ABSTRACT
Iron chlorosis is one of the main abiotic stress factors in plants, and as such, is a widespread agricultural problem especially affecting those crops grown on calcareous soils, as in the case of citrus in the Valencia region.
The aim of this study was to characterize the iron uptake system in citrus plants and their response to different chlorotic situations that compromise availability of the element, causing Fe deficiency in the plant. The components of the Fe-absorption system -acidification of the medium, reduction of Fe(III), iron transport through the membrane and alteration of the organic acids synthesis- were analyzed at the physiological, biochemical and molecular level, in conditions of absence of external Fe, presence of bicarbonate (HCO3-) and other micronutrients such as zinc (Zn) and manganese (Mn).
To achieve these objectives, experiments were carried on various citrus genotypes with a different tolerance to iron chlorosis and inducing various chlorotic mediums, either by removing Fe or adding HCO3-, Zn2+ or Mn2+ ions. Depending on each experiment, we assessed the vegetative growth of the plants, total Fe content in various organs and in root apoplast and the state of the photosynthetic system of the leaves after induction of iron chlorosis. Likewise, we determined the ability of reduction and acidification of the roots, by analyzing the activity of the main enzymes involved, such as the Ferric-Chelate Reductase (FC-R), the Proton-ATPase (H+-ATPase), the phosphoenol pyruvate carboxylase (PEPCase) and other enzymes that participate in the biosynthesis of organic acids, such as malate dehydrogenase (MDH), pyruvate kinase (PK), malic enzyme (ME), citrate synthase (CS), aconitase (ACO) and fumarase (FUM). Additionally, we identified in the citrus genome, sequences homologous to genes FRO1, FRO2, HA1, HA2, IRT1 and IRT2 of Arabidopsis thaliana, which encode enzymes FC-R and H+-ATPase and the major iron transporters. Also, we homologated the sequences of PEPC1, cMDH, ME, CS, ACO, FUM, mMDH and DTC coding for the corresponding enzymes of the Krebs cycle and the mitochondrial dicarboxylate-tricarboxylate acids transporter. In all cases, we designed the sequences of oligonucleotides for analysing gene expression by RT-PCR. Finally, we determined the rate of iron uptake by the root and its transport in the plant by isotope dilution technique.
The expression analysis of genes showed that Fe-deficiency increases FRO2, HA1 and IRT1 transcripts abundance encoding for FC-R and H+-ATPase enzymes and the iron transporter. This was confirmed with the induction of the corresponding enzymatic activities and the increased 57Fe uptake. The iron chlorosis-tolerant genotype, Cleopatra mandarin, presented greater FC-R activity than the sensitive one, Carrizo citrange, as well as an increased capacity for accumulating Fe in its root apoplast. Citrus roots accumulated organic acids under iron chlorosis conditions by stimulating the activity of some enzymes of the Krebs cycle, such as PEPCase, MDH, CS and FUM and the di-tricarboxylate acids carrier DTC. Major acids accumulated are citrate and malate, which once synthesized in the roots are released to the xylem sap (to promote the long-distance transport of Fe) or to the exterior (to acidify the rhizosphere).

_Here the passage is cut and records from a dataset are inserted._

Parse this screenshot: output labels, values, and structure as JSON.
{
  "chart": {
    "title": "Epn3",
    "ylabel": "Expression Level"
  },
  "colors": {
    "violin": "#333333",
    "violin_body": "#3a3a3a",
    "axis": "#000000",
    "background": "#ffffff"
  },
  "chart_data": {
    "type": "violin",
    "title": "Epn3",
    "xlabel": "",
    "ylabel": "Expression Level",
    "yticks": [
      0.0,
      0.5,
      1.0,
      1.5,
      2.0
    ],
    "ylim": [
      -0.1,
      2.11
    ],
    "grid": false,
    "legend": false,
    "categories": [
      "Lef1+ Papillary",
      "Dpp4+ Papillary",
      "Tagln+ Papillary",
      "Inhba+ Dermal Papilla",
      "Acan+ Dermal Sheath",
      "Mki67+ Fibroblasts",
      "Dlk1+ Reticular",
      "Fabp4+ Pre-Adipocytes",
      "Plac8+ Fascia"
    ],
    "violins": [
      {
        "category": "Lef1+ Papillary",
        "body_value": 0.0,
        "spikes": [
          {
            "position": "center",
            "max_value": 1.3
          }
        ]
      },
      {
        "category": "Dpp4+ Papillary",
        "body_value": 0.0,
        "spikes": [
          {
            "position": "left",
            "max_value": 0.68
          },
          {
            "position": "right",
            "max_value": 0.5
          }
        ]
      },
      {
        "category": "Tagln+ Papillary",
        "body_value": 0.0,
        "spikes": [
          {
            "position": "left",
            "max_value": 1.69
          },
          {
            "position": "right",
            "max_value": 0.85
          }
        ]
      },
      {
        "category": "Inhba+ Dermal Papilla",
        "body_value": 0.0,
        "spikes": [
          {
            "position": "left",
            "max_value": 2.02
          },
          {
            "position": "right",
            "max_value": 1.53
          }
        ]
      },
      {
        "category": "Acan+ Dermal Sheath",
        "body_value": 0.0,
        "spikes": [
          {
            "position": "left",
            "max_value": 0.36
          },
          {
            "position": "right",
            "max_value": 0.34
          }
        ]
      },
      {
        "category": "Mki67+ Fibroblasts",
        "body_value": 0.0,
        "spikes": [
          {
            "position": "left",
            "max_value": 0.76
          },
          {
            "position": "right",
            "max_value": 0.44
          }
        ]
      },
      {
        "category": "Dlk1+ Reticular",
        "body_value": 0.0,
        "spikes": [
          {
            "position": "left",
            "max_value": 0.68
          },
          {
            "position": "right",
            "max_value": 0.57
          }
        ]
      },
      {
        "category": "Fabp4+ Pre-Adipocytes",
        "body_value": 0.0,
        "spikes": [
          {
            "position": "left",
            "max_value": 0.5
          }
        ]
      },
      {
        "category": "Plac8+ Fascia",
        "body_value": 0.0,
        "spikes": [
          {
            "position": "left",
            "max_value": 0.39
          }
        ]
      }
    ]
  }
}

The presence of bicarbonate in the medium induced iron chlorosis, causing the alteration of the photosynthetic system in the leaves and the reduction of plant growth, particularly pronounced in the roots. HCO3- ion inhibits iron absorption by the roots, which results in a decrease in Fe concentration in the organs of the plant. This effect appears to be due to blockage of medium acidification caused by HCO3- buffering power. Consequently with the decreased absorption of Fe by the bicarbonate effect, there is a reduction of Fe concentration in the roots, which in turn induces the responses to the deficiency of this element. In addition, bicarbonate hinders Fe transport from the roots to the shoots and also blocks the mobilization of Fe from the cotyledons to the roots of seedlings grown without external Fe. The presence of relatively high concentrations of Zn2+ or Mn2+ in the medium reduces Fe absorption. This seems to be due to a competition effect at the transport level across the plasma membrane, since responses to iron deficiency are activated when the entry of Fe in the root cells is reduced.

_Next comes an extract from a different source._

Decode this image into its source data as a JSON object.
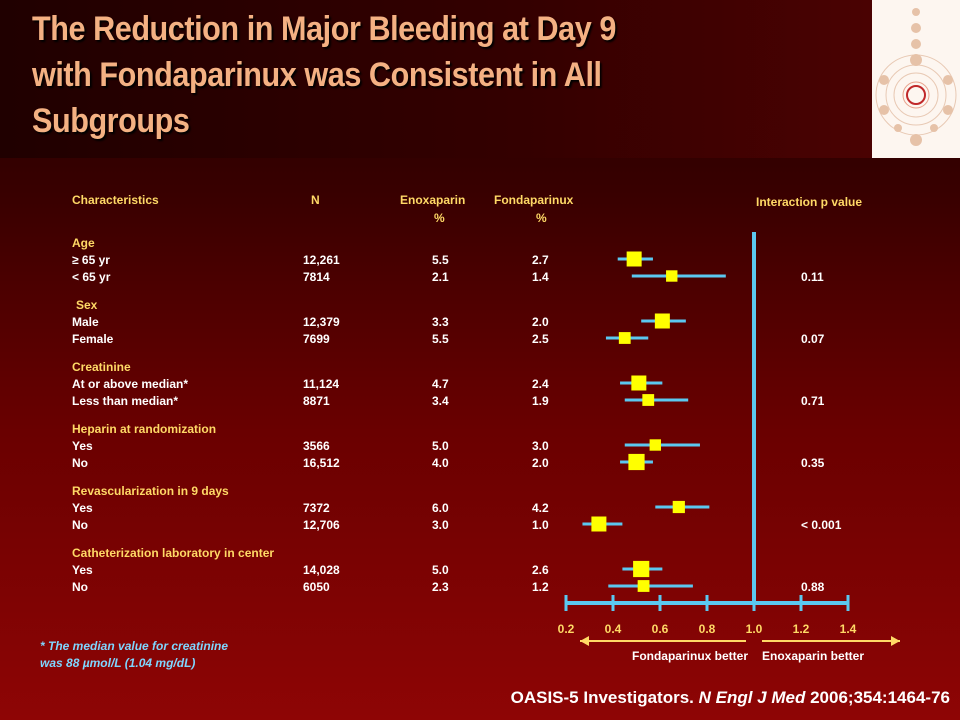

Overall results indicate that citrus ability for iron absorption increases in the absence of Fe in the medium, due to the activation of the element acquisition system components. In addition, all responses to Fe deficiency in roots are metabolically inter-correlated with each other and are involved in the absorption of this element by the plant, solubilising Fe by rhizosphere acidification, reducing the ion Fe3+ to Fe2+ available to plants and activating iron transporters from the root plasma membrane. The level of citrus tolerance to iron chlorosis is determined by the level of response of the components of the Fe acquisition system in a chlorotic situation, being especially important the role of the enzyme FC-R.